Existem cidades que nascem de decretos. Outras surgem ao redor de estradas, rios ou estações ferroviárias. Arcos nasceu da coragem dos primeiros desbravadores, da força de sua gente e das marcas deixadas pelo tempo no coração do Centro-Oeste Mineiro. Hoje, ao completar 88 anos de emancipação político-administrativa, a cidade celebra muito mais que uma data no calendário. Celebra uma identidade construída geração após geração.

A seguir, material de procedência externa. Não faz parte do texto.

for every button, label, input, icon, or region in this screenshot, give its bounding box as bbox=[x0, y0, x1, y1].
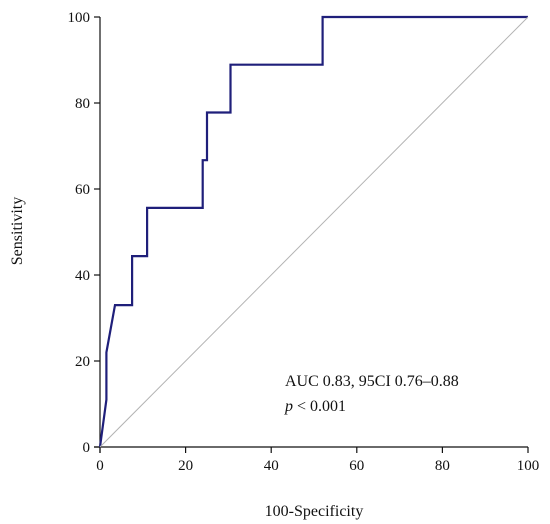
y-tick-label: 40 bbox=[75, 268, 90, 284]
axes bbox=[94, 16, 529, 453]
y-tick-label: 20 bbox=[75, 354, 90, 370]
y-tick-label: 80 bbox=[75, 96, 90, 112]
x-tick-label: 20 bbox=[178, 458, 193, 474]
p-value-text: < 0.001 bbox=[293, 398, 346, 415]
y-tick-label: 60 bbox=[75, 182, 90, 198]
auc-annotation: AUC 0.83, 95CI 0.76–0.88 bbox=[285, 373, 459, 390]
y-tick-label: 100 bbox=[68, 10, 91, 26]
p-symbol: p bbox=[284, 398, 293, 415]
x-tick-label: 80 bbox=[435, 458, 450, 474]
tick-labels: 0 20 40 60 80 100 0 20 40 60 80 100 bbox=[68, 10, 540, 474]
x-tick-label: 0 bbox=[96, 458, 104, 474]
x-tick-label: 40 bbox=[264, 458, 279, 474]
y-tick-label: 0 bbox=[83, 440, 91, 456]
p-value-annotation: p < 0.001 bbox=[284, 398, 346, 415]
series bbox=[98, 15, 529, 448]
x-tick-label: 100 bbox=[517, 458, 540, 474]
x-axis-label: 100-Specificity bbox=[265, 503, 364, 520]
reference-diagonal-line bbox=[99, 16, 529, 448]
x-tick-label: 60 bbox=[349, 458, 364, 474]
roc-curve-line bbox=[98, 15, 528, 448]
y-axis-label: Sensitivity bbox=[9, 197, 26, 265]
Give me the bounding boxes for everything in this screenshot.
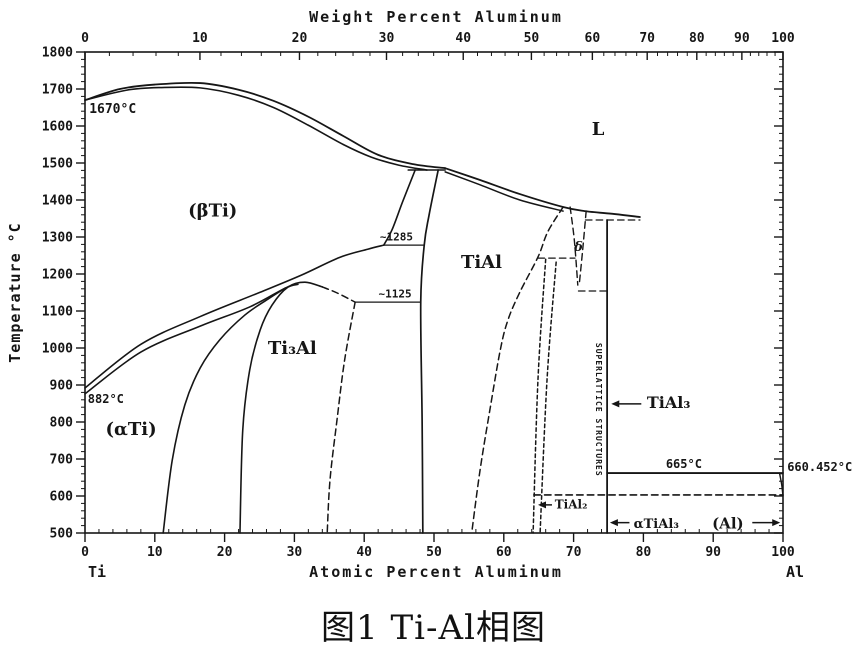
series-Al-solidus [778, 472, 784, 497]
bottom-tick-label: 10 [147, 545, 163, 560]
left-tick-label: 1300 [42, 231, 73, 246]
top-tick-label: 70 [639, 31, 655, 46]
top-axis-title: Weight Percent Aluminum [309, 8, 563, 26]
bottom-left-end-label: Ti [88, 563, 106, 581]
bottom-tick-label: 0 [81, 545, 89, 560]
bottom-tick-label: 50 [426, 545, 442, 560]
bottom-tick-label: 90 [705, 545, 721, 560]
left-tick-label: 1500 [42, 157, 73, 172]
series-liquidus-right-upper [444, 167, 641, 218]
phase-diagram-chart: 0 10 20 30 40 50 60 70 80 90 100 Atomic Percent Alu… [6, 8, 852, 581]
annotation-665c: 665°C [666, 457, 702, 471]
series-delta-right [578, 210, 587, 286]
left-tick-label: 500 [50, 527, 74, 542]
annotation-tial: TiAl₂ [555, 498, 588, 512]
top-tick-label: 80 [689, 31, 705, 46]
bottom-tick-label: 30 [287, 545, 303, 560]
annotation-superlatticestructures: SUPERLATTICE STRUCTURES [594, 343, 603, 477]
bottom-axis-title: Atomic Percent Aluminum [309, 563, 563, 581]
top-tick-label: 90 [734, 31, 750, 46]
annotation-tial: Ti₃Al [268, 338, 317, 359]
series-Ti3Al-dome-dashed [321, 286, 356, 303]
bottom-tick-label: 60 [496, 545, 512, 560]
series-TiAl2-left [532, 258, 547, 534]
left-tick-label: 1200 [42, 268, 73, 283]
annotation-1125: ~1125 [379, 288, 412, 301]
series-Ti3Al-right [326, 301, 356, 534]
series-delta-left [569, 206, 579, 286]
left-tick-label: 1400 [42, 194, 73, 209]
annotation-ti: (βTi) [188, 201, 237, 222]
annotation-tial: TiAl [461, 252, 502, 273]
left-tick-label: 600 [50, 490, 74, 505]
annotation-tial: TiAl₃ [647, 393, 690, 412]
annotation-tial: αTiAl₃ [634, 517, 680, 532]
figure-caption: 图1 Ti-Al相图 [321, 608, 546, 648]
bottom-tick-label: 40 [356, 545, 372, 560]
top-tick-label: 100 [771, 31, 795, 46]
arrow-TiAl2-head [538, 501, 547, 509]
bottom-right-end-label: Al [786, 563, 804, 581]
top-tick-label: 50 [524, 31, 540, 46]
series-TiAl-left [419, 169, 440, 534]
left-tick-label: 1100 [42, 305, 73, 320]
top-tick-label: 0 [81, 31, 89, 46]
bottom-tick-label: 20 [217, 545, 233, 560]
bottom-tick-label: 80 [636, 545, 652, 560]
series-beta-TiAl-left [382, 169, 416, 246]
top-tick-label: 40 [455, 31, 471, 46]
left-tick-label: 1700 [42, 83, 73, 98]
left-tick-label: 900 [50, 379, 74, 394]
arrow-Al-head [772, 519, 781, 527]
series-TiAl-right [470, 206, 564, 534]
annotation-l: L [592, 119, 605, 140]
left-tick-label: 1800 [42, 46, 73, 61]
left-tick-label: 1600 [42, 120, 73, 135]
annotation-660452c: 660.452°C [787, 460, 852, 474]
bottom-tick-label: 70 [566, 545, 582, 560]
series-solidus-right-upper [444, 171, 564, 212]
left-tick-label: 1000 [42, 342, 73, 357]
annotation-1670c: 1670°C [89, 102, 136, 117]
series-TiAl2-right [539, 261, 557, 534]
left-axis-title: Temperature °C [6, 222, 24, 362]
top-tick-label: 30 [379, 31, 395, 46]
annotation-ti: (αTi) [106, 419, 157, 440]
annotation-882c: 882°C [88, 392, 124, 406]
top-tick-label: 10 [192, 31, 208, 46]
series-alpha-beta-upper [84, 244, 385, 389]
arrow-TiAl3-head [611, 400, 620, 408]
top-tick-label: 60 [585, 31, 601, 46]
series-alpha-right [162, 287, 287, 534]
left-tick-label: 700 [50, 453, 74, 468]
bottom-tick-label: 100 [771, 545, 795, 560]
series-Ti3Al-left-dome [239, 281, 324, 534]
series-liquidus-left [84, 81, 447, 170]
left-tick-label: 800 [50, 416, 74, 431]
series-solidus-left [84, 86, 428, 171]
annotation-al: (Al) [712, 515, 744, 533]
arrow-alphaTiAl3-head [609, 519, 618, 527]
top-tick-label: 20 [292, 31, 308, 46]
annotation-: δ [573, 240, 583, 255]
annotation-1285: ~1285 [380, 231, 413, 244]
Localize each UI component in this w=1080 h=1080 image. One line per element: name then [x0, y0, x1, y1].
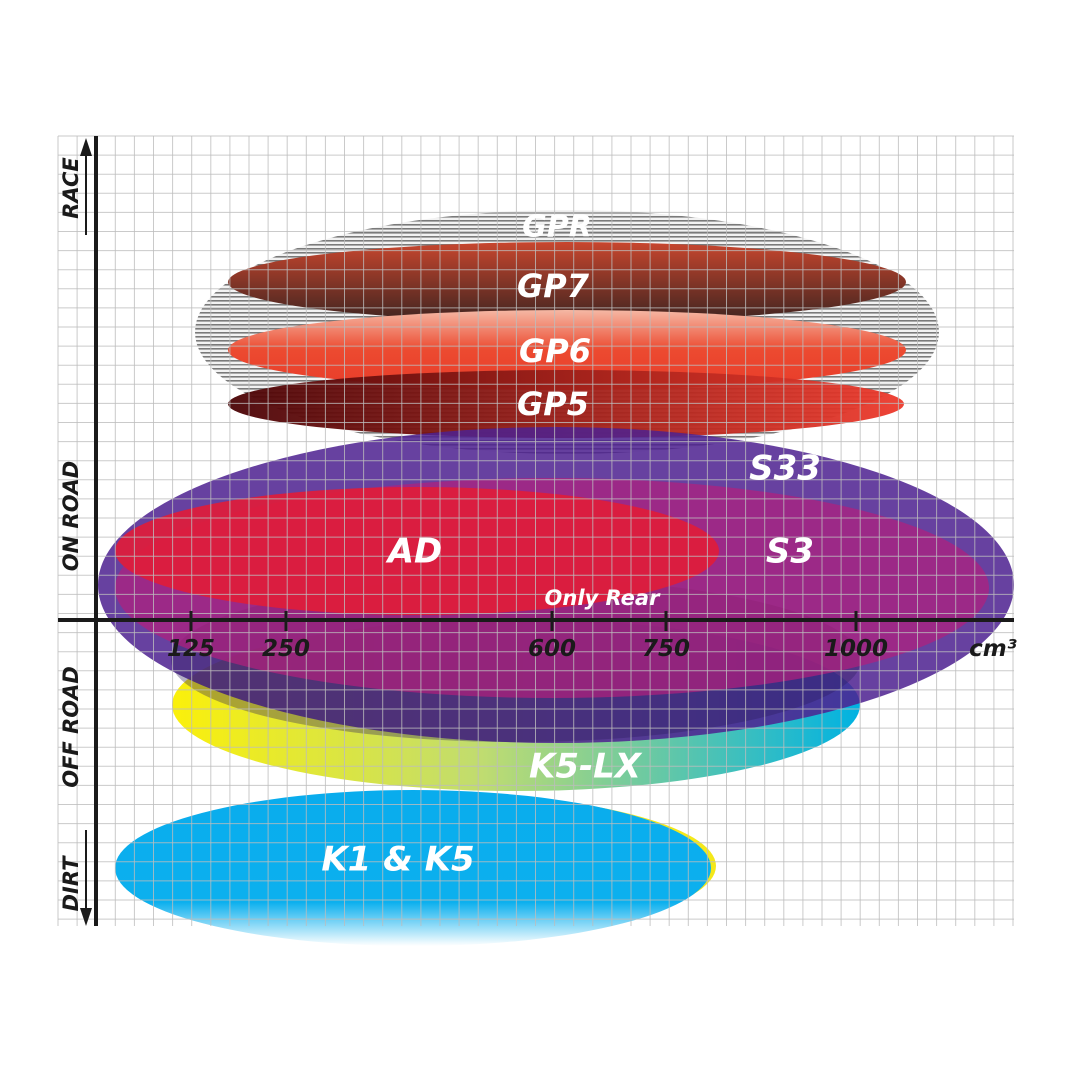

A história de Arcos começa ainda no século XVIII, quando a região era conhecida como São Julião. Em 1769, o coronel Inácio Corrêa Pamplona participou do processo de ocupação e colonização da região, que posteriormente foi dividida em sesmarias e destinada à produção agrícola. Décadas depois, famílias começaram a se estabelecer definitivamente na localidade, dando origem ao povoado que mais tarde se transformaria na cidade que conhecemos hoje.
O nome “Arcos” carrega uma das histórias mais curiosas e simbólicas da região. Conta a tradição que tropeiros e bandeirantes deixavam arcos de barris próximos ao córrego para indicar o caminho em direção ao antigo sertão da Farinha Podre, atual Triângulo Mineiro. O curso d’água passou a ser conhecido como Córrego dos Arcos e, com o passar dos anos, emprestou seu nome ao município.
Durante muitos anos, Arcos pertenceu ao município de Formiga. A emancipação veio oficialmente em 17 de dezembro de 1938, através da Lei Estadual nº 148. Entretanto, a cidade adotou o dia 16 de julho, dedicado à padroeira Nossa Senhora do Carmo, como a principal data comemorativa do aniversário do município, unindo história e religiosidade em uma mesma celebração.
Se a fé ajudou a moldar a alma da cidade, foi a pedra que impulsionou seu crescimento econômico. As gigantescas reservas de calcário transformaram Arcos em referência nacional e renderam ao município o título de Capital do Calcário. O minério extraído daqui ajuda a produzir cimento, aço, corretivos agrícolas e inúmeros produtos que chegam aos quatro cantos do Brasil. A riqueza mineral mudou a paisagem, gerou empregos e colocou o nome de Arcos entre os polos industriais mais importantes do interior mineiro.
Mas Arcos nunca foi apenas mineração.
É a cidade das bandas de música e das procissões que atravessam gerações. Das festas religiosas que lotam a praça da Matriz. Dos comerciantes que abrem as portas antes do sol nascer. Dos agricultores que ajudam a alimentar Minas Gerais. Dos professores que formam futuros profissionais. Dos trabalhadores que constroem diariamente o desenvolvimento da cidade.
Arcos cresceu. Hoje são mais de 41 mil habitantes vivendo entre serras, grutas, indústrias, escolas, igrejas e bairros que se expandem ano após ano. A cidade ocupa posição estratégica na malha rodoviária mineira e se consolidou como importante centro regional de comércio, serviços e indústria.
Ao longo desses 88 anos, a cidade enfrentou crises econômicas, períodos de transformação e desafios próprios de quem cresce e se desenvolve. Ainda assim, manteve algo que não se mede em estatísticas: o sentimento de pertencimento de quem chama este lugar de lar.
Porque Arcos não é apenas a Igreja Matriz que desenha o horizonte da cidade.
Não é apenas o calcário que movimenta a economia.
Não é apenas a BR-354 que liga caminhos.
Arcos é o cheiro do café passado cedo, é o encontro na praça, é a conversa na porta de casa, é a lembrança da infância nas ruas do bairro, é a esperança de quem chega e a saudade de quem parte.
Hoje, o Conexão Arcos se junta aos milhares de arcoenses para celebrar esta terra de trabalho, fé, tradição e futuro.
Parabéns, Arcos, pelos seus 88 anos de emancipação político-administrativa.
Que os próximos capítulos desta história sejam escritos com desenvolvimento, oportunidades e orgulho de pertencer a esta cidade que aprendemos a chamar de nossa.
Arcos somos todos nós que nascemos ou escolhemos viver na cidade.